Morrissey issued a statement as well, writing on his website, “Sometimes one of the most radical things you can do is to speak clearly. When someone dies, out come the usual blandishments … as if their death is there to be used. I’m not prepared to do this with Andy. I just hope … wherever Andy has gone … that he’s OK. He will never die as long as his music is heard. He didn’t ever know his own power, and nothing that he played had been played by someone else. His distinction was so terrific and unconventional and he proved it could be done. He was also very, very funny and very happy, and post-Smiths, he kept a steady identity — never any manufactured moves. I suppose, at the end of it all, we hope to feel that we were valued. Andy need not worry about that.”
And Smiths drummer Mike Joyce wrote, “Not only the most talented bass player I’ve ever had the privilege to play with but the sweetest, funniest lad I’ve ever met. Andy’s left the building, but his musical legacy is perpetual. I miss you so much already. Forever in my heart mate.”
“Very sorry to hear that Smiths bassist Andy Rourke has passed away,” Billy Bragg wrote. “I have great memories of him playing with Johnny Marr and myself on the Red Wedge tour. He was a lovely guy and an amazing bass player. My condolences to his family and friends.”
“A total one-off – a rare bassist whose sound you could recognise straight away,” recalled Mat Osman of Suede. “I remember so clearly playing that Barbarism break over and over, trying to learn the riff, and marvelling at this steely funk driving the track along.”
Belle and Sebastian’s Stuart Murdoch responded to Marr on Twitter, writing, “Such a sad day, a quarter part of the greatest band of all time.
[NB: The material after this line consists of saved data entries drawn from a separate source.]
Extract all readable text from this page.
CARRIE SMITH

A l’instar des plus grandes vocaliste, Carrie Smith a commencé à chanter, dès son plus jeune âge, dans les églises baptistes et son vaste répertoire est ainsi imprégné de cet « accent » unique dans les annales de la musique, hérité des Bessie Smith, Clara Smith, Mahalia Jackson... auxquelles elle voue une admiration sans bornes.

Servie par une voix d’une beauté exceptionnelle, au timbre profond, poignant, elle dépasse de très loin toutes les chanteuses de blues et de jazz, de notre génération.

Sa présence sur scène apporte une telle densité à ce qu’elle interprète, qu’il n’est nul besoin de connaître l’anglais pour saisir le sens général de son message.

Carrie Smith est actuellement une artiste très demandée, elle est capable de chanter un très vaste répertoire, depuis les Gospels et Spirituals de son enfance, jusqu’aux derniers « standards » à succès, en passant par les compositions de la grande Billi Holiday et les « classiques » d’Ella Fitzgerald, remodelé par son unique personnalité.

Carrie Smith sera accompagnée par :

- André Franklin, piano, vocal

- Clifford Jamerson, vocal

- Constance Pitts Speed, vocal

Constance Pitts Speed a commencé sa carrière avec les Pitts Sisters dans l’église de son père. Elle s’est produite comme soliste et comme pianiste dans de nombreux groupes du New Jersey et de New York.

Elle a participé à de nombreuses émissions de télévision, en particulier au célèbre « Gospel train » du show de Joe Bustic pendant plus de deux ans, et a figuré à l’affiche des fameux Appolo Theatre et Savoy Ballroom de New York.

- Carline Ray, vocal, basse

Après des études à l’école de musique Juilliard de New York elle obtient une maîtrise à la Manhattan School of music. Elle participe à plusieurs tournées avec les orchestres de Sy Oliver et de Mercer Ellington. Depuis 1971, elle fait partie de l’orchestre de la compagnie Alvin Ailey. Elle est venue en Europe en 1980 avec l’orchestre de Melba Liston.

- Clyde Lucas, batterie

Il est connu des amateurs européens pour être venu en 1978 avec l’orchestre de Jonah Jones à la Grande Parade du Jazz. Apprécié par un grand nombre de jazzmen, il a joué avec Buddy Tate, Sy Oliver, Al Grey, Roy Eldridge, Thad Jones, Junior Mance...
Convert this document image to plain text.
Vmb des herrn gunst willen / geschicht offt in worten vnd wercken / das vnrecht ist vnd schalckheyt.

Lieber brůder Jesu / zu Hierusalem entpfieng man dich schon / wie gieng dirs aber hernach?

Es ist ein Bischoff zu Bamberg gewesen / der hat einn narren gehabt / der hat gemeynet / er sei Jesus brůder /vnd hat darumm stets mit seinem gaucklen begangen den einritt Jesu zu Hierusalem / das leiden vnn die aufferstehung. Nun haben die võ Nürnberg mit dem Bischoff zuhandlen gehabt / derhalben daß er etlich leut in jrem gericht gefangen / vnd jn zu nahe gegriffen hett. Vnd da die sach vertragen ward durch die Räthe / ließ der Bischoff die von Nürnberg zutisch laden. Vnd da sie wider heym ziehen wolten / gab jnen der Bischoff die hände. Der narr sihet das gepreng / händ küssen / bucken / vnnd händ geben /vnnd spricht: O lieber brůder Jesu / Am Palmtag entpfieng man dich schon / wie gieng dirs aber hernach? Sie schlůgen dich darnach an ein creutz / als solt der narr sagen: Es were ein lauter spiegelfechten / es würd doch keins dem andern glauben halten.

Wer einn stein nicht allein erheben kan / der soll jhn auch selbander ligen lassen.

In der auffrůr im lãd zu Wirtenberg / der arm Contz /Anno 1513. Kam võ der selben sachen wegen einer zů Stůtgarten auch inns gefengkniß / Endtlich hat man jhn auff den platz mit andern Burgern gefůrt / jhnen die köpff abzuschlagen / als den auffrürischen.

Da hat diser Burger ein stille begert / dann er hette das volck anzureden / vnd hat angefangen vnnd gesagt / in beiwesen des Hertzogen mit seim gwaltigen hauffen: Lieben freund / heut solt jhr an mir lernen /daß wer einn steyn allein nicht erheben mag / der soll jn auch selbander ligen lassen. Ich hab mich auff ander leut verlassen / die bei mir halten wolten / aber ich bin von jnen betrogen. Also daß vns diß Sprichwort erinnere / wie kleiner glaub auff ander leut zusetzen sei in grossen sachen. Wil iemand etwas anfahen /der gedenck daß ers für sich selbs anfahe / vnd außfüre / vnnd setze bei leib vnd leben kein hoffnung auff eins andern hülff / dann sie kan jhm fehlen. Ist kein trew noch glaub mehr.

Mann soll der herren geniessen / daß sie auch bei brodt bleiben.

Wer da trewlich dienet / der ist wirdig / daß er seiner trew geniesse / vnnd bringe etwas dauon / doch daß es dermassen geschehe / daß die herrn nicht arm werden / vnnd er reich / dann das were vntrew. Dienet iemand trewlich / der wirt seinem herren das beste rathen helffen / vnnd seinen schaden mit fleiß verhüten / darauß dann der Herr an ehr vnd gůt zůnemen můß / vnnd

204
A bloody legend! Sending loving thoughts and prayers, Johnny.”
Travis’ Fran Healy also replied, sharing, “Andy was such a lovely gentle soul.”
Rick Astley wrote, “I met Andy with Mike Joyce in LA in the 80s. Such lovely guys, made time to chat to a kid from Newton-le-Willows, Heroes!”
Phil Cunningham, guitarist for New Order, shared a photo of him with Rourke, writing, “Very sad to hear of the passing of Andy Rourke. A kind hearted beautiful person and an awesome talent. Thoughts to all family and friends at this difficult time.”
New Order bassist Tom Chapman also paid his respects. “A true inspiration to me and the reason I moved to Manchester to be a musician,” Chapman wrote. “One of the best bass players to come out of Manchester. If it wasn’t for him I probably wouldn’t be in New Order today. My thoughts go to his family and friends.”
“I first met Andy Rourke in 1999 when I was 18 (I was working with him when he played for Aziz Ibrahim),” Jack Mitchell, drummer for Marr’s band, remembered. “I can’t tell you how much he welcomed me with open arms. He was the funniest person I’d ever met and he played and sang along to Bowie’s Hunky Dory on the journeys across the UK. I can’t tell you how much I looked up to him. To be able to play on stage with him 20 years later was a true privilege. One of the greatest.”
Rough Trade Records, which released the Smiths’ self-titled debut LP in 1984, as well as their subsequent albums Meat Is Murder, The Queen Is Dead, and Strangeways, Here We Come, thanked Rourke for his contributions.